Managing secrets and mappings

Confidant is simple; it has two concepts: secrets and the mappings of those secrets to services. Both secrets and their mappings to services are revisioned and no revision is ever deleted. Confidant has two views: the resources view and the history view.

Using the resources view

Creating secrets

interface create

In the left panel of the resources view is the list of secrets and services. Above that is a filter, and next to the filter is a plus. Clicking on that plus gives you the option to create a credential or to create a service.

Click on create credential. This will bring up a new credential resource in the right panel.

Credentials have human readable names, which can be renamed, and a set of credential pairs. Credential pairs are key/value pairs, where the key is alphanumeric and the value can be anything. Credential pairs are the secrets and are encrypted at-rest. The rest of the metadata is stored along with the secret and is un-encrypted, so the friendly name should not contain anything sensitive.

interface new credential

Credentials can have more than a single credential pair; however, it’s important to note that keys must be unique in a credential, and when mapping credentials to a service, the keys must be unique across all credentials in the mapped service. This is to avoid confusion on the service’s end, where two conflicting keys would force the service to choose which key is valid.
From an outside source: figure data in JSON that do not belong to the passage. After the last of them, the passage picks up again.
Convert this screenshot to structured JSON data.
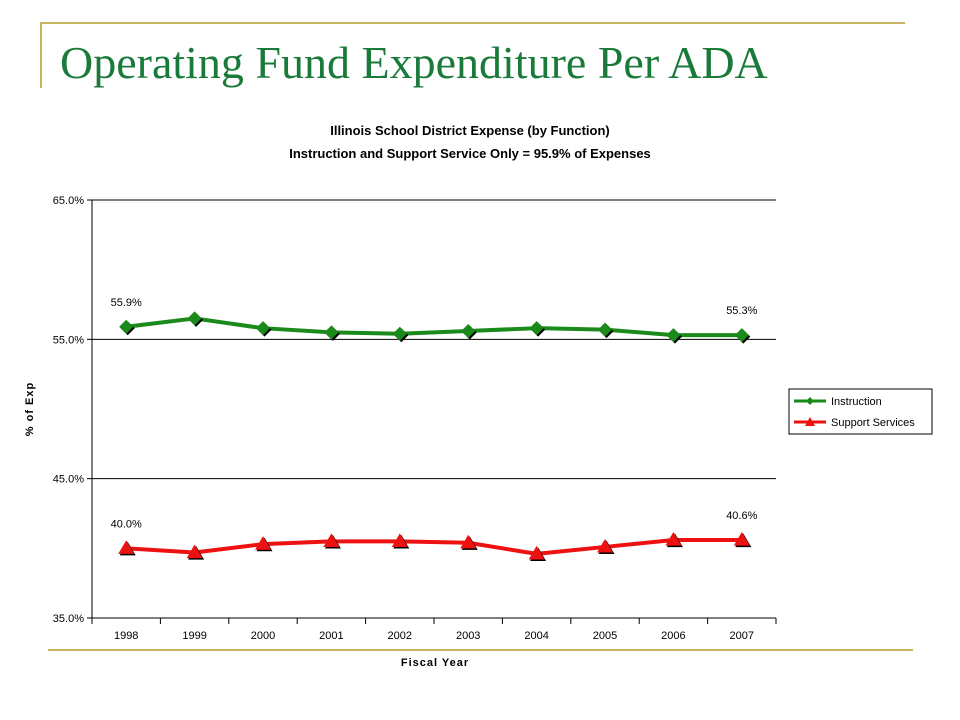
{
  "slide": {
    "title": "Operating Fund Expenditure Per ADA"
  },
  "colors": {
    "title": "#1a7a3a",
    "decoration": "#c7b463",
    "instruction": "#1a8a1a",
    "support": "#ee1111"
  },
  "chart_data": {
    "type": "line",
    "title": "Illinois School District Expense (by Function)",
    "subtitle": "Instruction and Support Service Only = 95.9% of Expenses",
    "xlabel": "Fiscal Year",
    "ylabel": "% of Exp",
    "categories": [
      "1998",
      "1999",
      "2000",
      "2001",
      "2002",
      "2003",
      "2004",
      "2005",
      "2006",
      "2007"
    ],
    "ylim": [
      35,
      65
    ],
    "yticks": [
      35,
      45,
      55,
      65
    ],
    "ytick_labels": [
      "35.0%",
      "45.0%",
      "55.0%",
      "65.0%"
    ],
    "grid": "horizontal",
    "legend_position": "right",
    "series": [
      {
        "name": "Instruction",
        "values": [
          55.9,
          56.5,
          55.8,
          55.5,
          55.4,
          55.6,
          55.8,
          55.7,
          55.3,
          55.3
        ],
        "color": "#1a8a1a",
        "marker": "diamond",
        "labels": [
          {
            "index": 0,
            "text": "55.9%"
          },
          {
            "index": 9,
            "text": "55.3%"
          }
        ]
      },
      {
        "name": "Support Services",
        "values": [
          40.0,
          39.7,
          40.3,
          40.5,
          40.5,
          40.4,
          39.6,
          40.1,
          40.6,
          40.6
        ],
        "color": "#ee1111",
        "marker": "triangle",
        "labels": [
          {
            "index": 0,
            "text": "40.0%"
          },
          {
            "index": 9,
            "text": "40.6%"
          }
        ]
      }
    ]
  }
}
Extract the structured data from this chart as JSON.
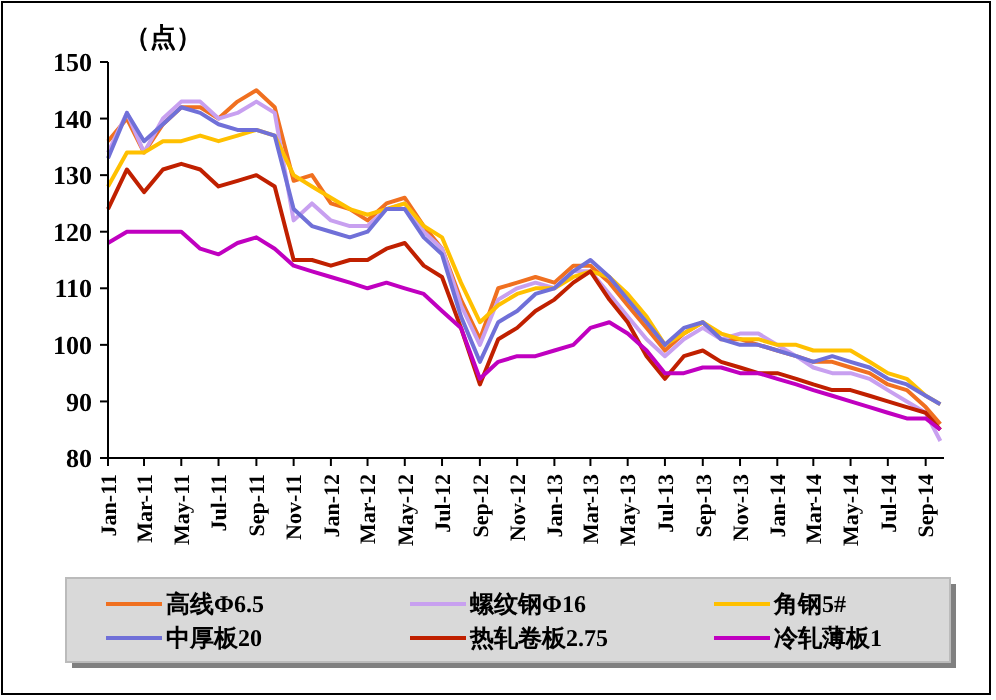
{
  "chart_data": {
    "type": "line",
    "ylabel": "（点）",
    "x": [
      "2011-01-01",
      "2011-02-01",
      "2011-03-01",
      "2011-04-01",
      "2011-05-01",
      "2011-06-01",
      "2011-07-01",
      "2011-08-01",
      "2011-09-01",
      "2011-10-01",
      "2011-11-01",
      "2011-12-01",
      "2012-01-01",
      "2012-02-01",
      "2012-03-01",
      "2012-04-01",
      "2012-05-01",
      "2012-06-01",
      "2012-07-01",
      "2012-08-01",
      "2012-09-01",
      "2012-10-01",
      "2012-11-01",
      "2012-12-01",
      "2013-01-01",
      "2013-02-01",
      "2013-03-01",
      "2013-04-01",
      "2013-05-01",
      "2013-06-01",
      "2013-07-01",
      "2013-08-01",
      "2013-09-01",
      "2013-10-01",
      "2013-11-01",
      "2013-12-01",
      "2014-01-01",
      "2014-02-01",
      "2014-03-01",
      "2014-04-01",
      "2014-05-01",
      "2014-06-01",
      "2014-07-01",
      "2014-08-01",
      "2014-09-01",
      "2014-09-25"
    ],
    "xlim": [
      "2011-01-01",
      "2014-10-01"
    ],
    "xticks": [
      {
        "value": "2011-01-01",
        "label": "Jan-11"
      },
      {
        "value": "2011-03-01",
        "label": "Mar-11"
      },
      {
        "value": "2011-05-01",
        "label": "May-11"
      },
      {
        "value": "2011-07-01",
        "label": "Jul-11"
      },
      {
        "value": "2011-09-01",
        "label": "Sep-11"
      },
      {
        "value": "2011-11-01",
        "label": "Nov-11"
      },
      {
        "value": "2012-01-01",
        "label": "Jan-12"
      },
      {
        "value": "2012-03-01",
        "label": "Mar-12"
      },
      {
        "value": "2012-05-01",
        "label": "May-12"
      },
      {
        "value": "2012-07-01",
        "label": "Jul-12"
      },
      {
        "value": "2012-09-01",
        "label": "Sep-12"
      },
      {
        "value": "2012-11-01",
        "label": "Nov-12"
      },
      {
        "value": "2013-01-01",
        "label": "Jan-13"
      },
      {
        "value": "2013-03-01",
        "label": "Mar-13"
      },
      {
        "value": "2013-05-01",
        "label": "May-13"
      },
      {
        "value": "2013-07-01",
        "label": "Jul-13"
      },
      {
        "value": "2013-09-01",
        "label": "Sep-13"
      },
      {
        "value": "2013-11-01",
        "label": "Nov-13"
      },
      {
        "value": "2014-01-01",
        "label": "Jan-14"
      },
      {
        "value": "2014-03-01",
        "label": "Mar-14"
      },
      {
        "value": "2014-05-01",
        "label": "May-14"
      },
      {
        "value": "2014-07-01",
        "label": "Jul-14"
      },
      {
        "value": "2014-09-01",
        "label": "Sep-14"
      }
    ],
    "ylim": [
      80,
      150
    ],
    "yticks": [
      80,
      90,
      100,
      110,
      120,
      130,
      140,
      150
    ],
    "grid": false,
    "legend": "bottom",
    "marker": "none",
    "line_style": "solid",
    "series": [
      {
        "name": "高线Φ6.5",
        "color": "#f07020",
        "values": [
          136,
          140,
          134,
          139,
          142,
          142,
          140,
          143,
          145,
          142,
          129,
          130,
          125,
          124,
          122,
          125,
          126,
          121,
          117,
          108,
          101,
          110,
          111,
          112,
          111,
          114,
          114,
          111,
          107,
          103,
          99,
          102,
          104,
          101,
          101,
          100,
          99,
          98,
          97,
          97,
          96,
          95,
          93,
          92,
          89,
          86
        ]
      },
      {
        "name": "螺纹钢Φ16",
        "color": "#c8a0f0",
        "values": [
          134,
          141,
          134,
          140,
          143,
          143,
          140,
          141,
          143,
          141,
          122,
          125,
          122,
          121,
          121,
          124,
          125,
          120,
          117,
          107,
          100,
          108,
          110,
          111,
          110,
          113,
          113,
          109,
          105,
          101,
          98,
          101,
          103,
          101,
          102,
          102,
          100,
          98,
          96,
          95,
          95,
          94,
          92,
          90,
          88,
          83
        ]
      },
      {
        "name": "角钢5#",
        "color": "#ffc000",
        "values": [
          128,
          134,
          134,
          136,
          136,
          137,
          136,
          137,
          138,
          137,
          130,
          128,
          126,
          124,
          123,
          124,
          125,
          121,
          119,
          111,
          104,
          107,
          109,
          110,
          110,
          112,
          113,
          112,
          109,
          105,
          100,
          102,
          104,
          102,
          101,
          101,
          100,
          100,
          99,
          99,
          99,
          97,
          95,
          94,
          91,
          89.5
        ]
      },
      {
        "name": "中厚板20",
        "color": "#7070d8",
        "values": [
          133,
          141,
          136,
          139,
          142,
          141,
          139,
          138,
          138,
          137,
          124,
          121,
          120,
          119,
          120,
          124,
          124,
          119,
          116,
          105,
          97,
          104,
          106,
          109,
          110,
          113,
          115,
          112,
          108,
          104,
          100,
          103,
          104,
          101,
          100,
          100,
          99,
          98,
          97,
          98,
          97,
          96,
          94,
          93,
          91,
          89.5
        ]
      },
      {
        "name": "热轧卷板2.75",
        "color": "#c02000",
        "values": [
          124,
          131,
          127,
          131,
          132,
          131,
          128,
          129,
          130,
          128,
          115,
          115,
          114,
          115,
          115,
          117,
          118,
          114,
          112,
          103,
          93,
          101,
          103,
          106,
          108,
          111,
          113,
          108,
          104,
          98,
          94,
          98,
          99,
          97,
          96,
          95,
          95,
          94,
          93,
          92,
          92,
          91,
          90,
          89,
          88,
          85
        ]
      },
      {
        "name": "冷轧薄板1",
        "color": "#c000c0",
        "values": [
          118,
          120,
          120,
          120,
          120,
          117,
          116,
          118,
          119,
          117,
          114,
          113,
          112,
          111,
          110,
          111,
          110,
          109,
          106,
          103,
          94,
          97,
          98,
          98,
          99,
          100,
          103,
          104,
          102,
          99,
          95,
          95,
          96,
          96,
          95,
          95,
          94,
          93,
          92,
          91,
          90,
          89,
          88,
          87,
          87,
          85
        ]
      }
    ]
  }
}
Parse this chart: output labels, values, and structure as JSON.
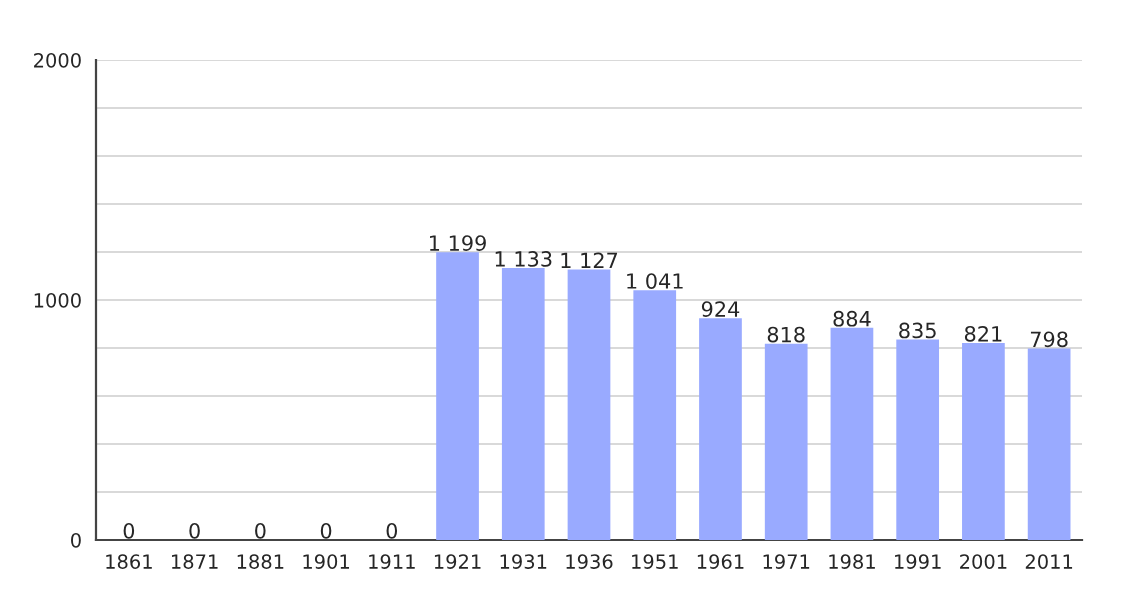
{
  "chart_data": {
    "type": "bar",
    "categories": [
      "1861",
      "1871",
      "1881",
      "1901",
      "1911",
      "1921",
      "1931",
      "1936",
      "1951",
      "1961",
      "1971",
      "1981",
      "1991",
      "2001",
      "2011"
    ],
    "values": [
      0,
      0,
      0,
      0,
      0,
      1199,
      1133,
      1127,
      1041,
      924,
      818,
      884,
      835,
      821,
      798
    ],
    "value_labels": [
      "0",
      "0",
      "0",
      "0",
      "0",
      "1 199",
      "1 133",
      "1 127",
      "1 041",
      "924",
      "818",
      "884",
      "835",
      "821",
      "798"
    ],
    "color": "#99aaff",
    "ylim": [
      0,
      2000
    ],
    "yticks": [
      0,
      {
        "value": 200,
        "label": null
      },
      {
        "value": 400,
        "label": null
      },
      {
        "value": 600,
        "label": null
      },
      {
        "value": 800,
        "label": null
      },
      1000,
      {
        "value": 1200,
        "label": null
      },
      {
        "value": 1400,
        "label": null
      },
      {
        "value": 1600,
        "label": null
      },
      {
        "value": 1800,
        "label": null
      },
      2000
    ],
    "grid": "y"
  }
}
Mapping secrets to services

interface new service

In the same way you created a new credential, do the same thing, but now click on create service. This will bring up a new service resourse in the right panel.

Services in Confidant are extensions of IAM roles, so the new service name that you create should match the IAM role you wish to map the credentials with. To make things a bit easier, Confidant will auto-complete the IAM role name as you type in the service name. Note that Confidant will allow you to create a service even if an IAM role with the matching name doesn’t exist. This is a feature to allow you to map credentials to a service before it’s been created.

Finding credentials and services in the sidebar

interface filter

Once you have enough credentials and services, it can be difficult to find them in the sidebar. To make this easier, the sidebar has a filter at the top that’ll let you selectively display credentials and services.

interface filter with regex

By default this filter will match any word in the user-defined name of credentials and services, but it’s also possible to use a regex filter instead.

Using the history view

interface history

The history view can be used to explore changes in credentials or services. The left panel of the history view shows a list of changes, sorted by date. Clicking on any revision in the left panel will bring up a diff view in the right panel. In the diff view, you can navigate to older or newer revisions of the selected resource, or you can revert to a revision of the selected resource.